El confinamiento nos ha llevado a conocer y reconocer el mundo desde otras dimensiones, desde la virtualidad, y es así como la educación, los negocios, las compras domésticas, la vida social, la recreación y la cultura, las ejercitamos, enriquecemos y las tratamos de adquirir dejando en evidencia varias realidades.

La primera verdad es que no todos los colombianos tenemos acceso a este mundo virtual.

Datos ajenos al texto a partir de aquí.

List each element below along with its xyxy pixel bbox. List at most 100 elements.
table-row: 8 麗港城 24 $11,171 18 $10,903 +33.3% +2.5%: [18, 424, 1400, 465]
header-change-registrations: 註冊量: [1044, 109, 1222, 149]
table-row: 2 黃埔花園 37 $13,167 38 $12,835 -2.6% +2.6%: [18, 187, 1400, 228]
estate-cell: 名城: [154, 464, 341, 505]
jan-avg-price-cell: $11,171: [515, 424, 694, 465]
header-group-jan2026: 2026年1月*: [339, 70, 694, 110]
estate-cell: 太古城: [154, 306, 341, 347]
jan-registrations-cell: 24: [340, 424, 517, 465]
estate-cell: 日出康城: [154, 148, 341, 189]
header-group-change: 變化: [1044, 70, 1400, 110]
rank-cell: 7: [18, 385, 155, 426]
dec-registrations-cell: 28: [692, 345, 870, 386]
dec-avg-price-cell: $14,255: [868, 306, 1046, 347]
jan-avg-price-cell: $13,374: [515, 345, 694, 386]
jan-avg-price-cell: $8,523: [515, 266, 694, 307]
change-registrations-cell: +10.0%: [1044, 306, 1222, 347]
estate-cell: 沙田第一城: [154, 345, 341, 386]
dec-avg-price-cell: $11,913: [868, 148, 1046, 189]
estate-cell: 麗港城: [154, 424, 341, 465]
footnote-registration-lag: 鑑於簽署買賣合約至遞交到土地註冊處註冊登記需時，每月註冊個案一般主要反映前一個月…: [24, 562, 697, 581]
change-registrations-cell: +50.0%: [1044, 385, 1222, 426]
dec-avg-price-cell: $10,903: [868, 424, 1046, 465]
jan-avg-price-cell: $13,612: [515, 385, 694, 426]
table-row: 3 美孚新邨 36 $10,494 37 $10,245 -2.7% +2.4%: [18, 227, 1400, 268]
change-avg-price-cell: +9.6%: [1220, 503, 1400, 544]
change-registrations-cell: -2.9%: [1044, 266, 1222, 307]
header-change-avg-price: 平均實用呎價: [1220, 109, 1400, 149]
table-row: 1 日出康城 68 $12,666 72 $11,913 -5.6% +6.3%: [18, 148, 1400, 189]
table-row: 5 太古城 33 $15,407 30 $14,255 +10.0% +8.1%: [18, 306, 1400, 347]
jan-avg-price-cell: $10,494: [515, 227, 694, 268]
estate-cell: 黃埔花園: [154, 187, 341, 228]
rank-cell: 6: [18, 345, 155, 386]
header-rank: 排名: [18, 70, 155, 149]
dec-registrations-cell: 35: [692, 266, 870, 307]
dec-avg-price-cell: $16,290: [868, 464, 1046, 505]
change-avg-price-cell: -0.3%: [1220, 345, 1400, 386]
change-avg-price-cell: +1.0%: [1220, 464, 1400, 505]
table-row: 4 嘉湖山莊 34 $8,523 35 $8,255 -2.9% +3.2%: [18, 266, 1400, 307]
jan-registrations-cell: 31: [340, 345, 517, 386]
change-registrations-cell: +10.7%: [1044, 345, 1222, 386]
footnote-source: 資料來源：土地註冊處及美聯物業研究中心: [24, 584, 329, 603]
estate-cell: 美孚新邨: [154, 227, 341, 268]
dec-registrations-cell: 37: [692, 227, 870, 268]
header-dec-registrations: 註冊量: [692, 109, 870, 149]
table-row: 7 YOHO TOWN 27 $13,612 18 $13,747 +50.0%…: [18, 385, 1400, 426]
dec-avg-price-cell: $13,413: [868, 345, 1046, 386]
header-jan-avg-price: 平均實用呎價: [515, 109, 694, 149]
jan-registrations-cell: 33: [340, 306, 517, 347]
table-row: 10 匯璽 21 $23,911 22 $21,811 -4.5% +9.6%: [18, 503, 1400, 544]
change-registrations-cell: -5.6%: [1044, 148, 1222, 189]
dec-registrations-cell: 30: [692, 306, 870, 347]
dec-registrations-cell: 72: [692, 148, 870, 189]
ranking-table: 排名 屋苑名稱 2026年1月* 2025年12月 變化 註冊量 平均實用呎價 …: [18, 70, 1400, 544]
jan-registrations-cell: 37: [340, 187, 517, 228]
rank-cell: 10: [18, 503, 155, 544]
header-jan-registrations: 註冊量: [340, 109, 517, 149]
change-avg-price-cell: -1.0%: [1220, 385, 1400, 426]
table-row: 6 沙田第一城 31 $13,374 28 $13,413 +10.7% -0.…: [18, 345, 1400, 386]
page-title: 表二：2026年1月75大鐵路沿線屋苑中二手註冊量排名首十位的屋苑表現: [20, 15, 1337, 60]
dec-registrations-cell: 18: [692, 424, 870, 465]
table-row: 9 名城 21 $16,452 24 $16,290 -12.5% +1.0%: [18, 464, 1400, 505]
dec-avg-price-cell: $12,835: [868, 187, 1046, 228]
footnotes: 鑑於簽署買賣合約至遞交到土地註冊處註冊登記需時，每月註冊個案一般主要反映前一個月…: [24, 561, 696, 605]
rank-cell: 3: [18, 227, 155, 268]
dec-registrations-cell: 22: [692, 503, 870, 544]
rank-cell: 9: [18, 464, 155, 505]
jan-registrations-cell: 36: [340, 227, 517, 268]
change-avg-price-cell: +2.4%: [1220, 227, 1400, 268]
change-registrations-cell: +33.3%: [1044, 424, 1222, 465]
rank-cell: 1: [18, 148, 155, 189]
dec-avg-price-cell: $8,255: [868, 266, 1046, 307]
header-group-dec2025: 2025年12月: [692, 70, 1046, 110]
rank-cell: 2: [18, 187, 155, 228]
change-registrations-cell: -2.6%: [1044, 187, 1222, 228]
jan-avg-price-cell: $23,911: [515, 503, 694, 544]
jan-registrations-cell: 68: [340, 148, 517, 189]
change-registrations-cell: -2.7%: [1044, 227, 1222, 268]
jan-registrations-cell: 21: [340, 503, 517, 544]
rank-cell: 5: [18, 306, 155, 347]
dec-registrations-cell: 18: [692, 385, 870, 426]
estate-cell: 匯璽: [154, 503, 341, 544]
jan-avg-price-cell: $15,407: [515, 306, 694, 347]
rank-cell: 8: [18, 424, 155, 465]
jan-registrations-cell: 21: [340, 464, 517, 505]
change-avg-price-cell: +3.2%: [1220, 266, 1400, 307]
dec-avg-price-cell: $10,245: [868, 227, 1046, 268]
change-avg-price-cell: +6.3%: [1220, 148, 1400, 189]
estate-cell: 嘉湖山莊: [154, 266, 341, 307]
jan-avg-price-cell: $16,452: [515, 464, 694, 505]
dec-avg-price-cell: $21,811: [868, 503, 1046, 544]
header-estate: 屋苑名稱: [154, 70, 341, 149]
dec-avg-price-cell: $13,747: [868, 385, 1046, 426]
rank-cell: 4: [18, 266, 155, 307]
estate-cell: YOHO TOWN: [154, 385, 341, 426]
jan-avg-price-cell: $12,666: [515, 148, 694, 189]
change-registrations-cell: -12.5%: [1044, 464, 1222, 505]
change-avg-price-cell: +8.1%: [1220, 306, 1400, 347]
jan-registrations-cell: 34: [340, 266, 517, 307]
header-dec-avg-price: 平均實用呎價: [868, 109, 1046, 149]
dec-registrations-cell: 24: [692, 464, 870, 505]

Colombia ocupa en puesto 114 en el ranking de conectividad de banda ancha en el mundo, cercano a la República Bolivariana de Venezuela, como consecuencia del bajo cubrimiento y el alto costo que hace inaccesible la este servicio para la mayoría de los colombianos. Esta situación, que no se refiere a zonas apartadas de nuestro país, también en lugares cercanos a Bogotá como son, por ejemplo las poblaciones de Sesquilé, Guatavita o Suesca, dónde la mensualidad del servicio, además de la instalación, está alrededor de la cuarta parte de un salario mínimo mensual. Adquirir este servicio, representa una cantidad de dinero casi inalcanzable para cada familia. Adicionalmente, la calidad ofrecida no sirve ni para trabajar ni para estudiar por la poca confiabilidad e intermitencia de la señal.

La segunda realidad evidenciada, es la falla en la cadena de venta y entrega de bienes de consumo, dónde la falta de trazabilidad, los tiempos de entrega y el servicio de posventa, deja al cliente en el peor de los mundos. De esta forma, el que vende no se hace responsable de la entrega de los productos o servicios, argumentando que ellos no son los del transporte. Aquí sí vale el aforismo popular de "caro y malo" o "vaya y quéjese al mono de la pila".

La tercera realidad, es la nueva cultura para asegurar la eficiencia en las reuniones por internet, ya que la falta de concreción, la impuntualidad, el no hábito de escuchar, el manejo del tiempo y los horarios más allá de las horas normales laborables*, hace difícil llegar a buenos acuerdos.

La cuarta, está referida a la educación por internet y con encierro obligado. En este tiempo los niños y jóvenes tienen que buscar algún pariente, amigo, vecino o negocio para escaparse y poder cumplir con las labores escolares o universitarias. Lo anterior exige de los profesores competencias especificas que han desarrollado universidades y centros de estudios escolares, que tienen módulos de preparación pedagógica para educación a distancia para sus profesores, pero por la emergencia, aunque la mayoría de los profesores tiene la mejor de las intenciones, y pese a los esfuerzos, no logran dar el conocimiento, despertar el interés, ni mucho menos la pasión por la materia por falta de preparación, experiencia, aptitud o actitud para enseñar vía internet. Si a lo anterior sumamos la inexperiencia de los alumnos para ese aprendizaje en línea, y las dificultades de conectividad, están en el peor de los escenarios.

La quinta, es el exceso de entusiasmo del gobierno, que con la mejor de las intenciones,  proponen consultas previas para entender, concertar y en lo posible viabilizar proyectos importantes en un país sin conectividad. Sin una cultura de trabajar con estas nuevas herramientas, sin concertar con las partes interesadas los protocolos, ni entender las realidades de los pueblos y además en la coyuntura dónde lo verdaderamente importante y dónde todos debemos unirnos, es para salvar la vida.

En conclusión, debemos trabajar duro para acompasar el tener, el saber, el querer y poder para poder hacer.

*Un reconocimiento a todas las madres que en esta coyuntura todas sus responsabilidades y roles convergen en él mismo lugar y en el mismo horario sin límite.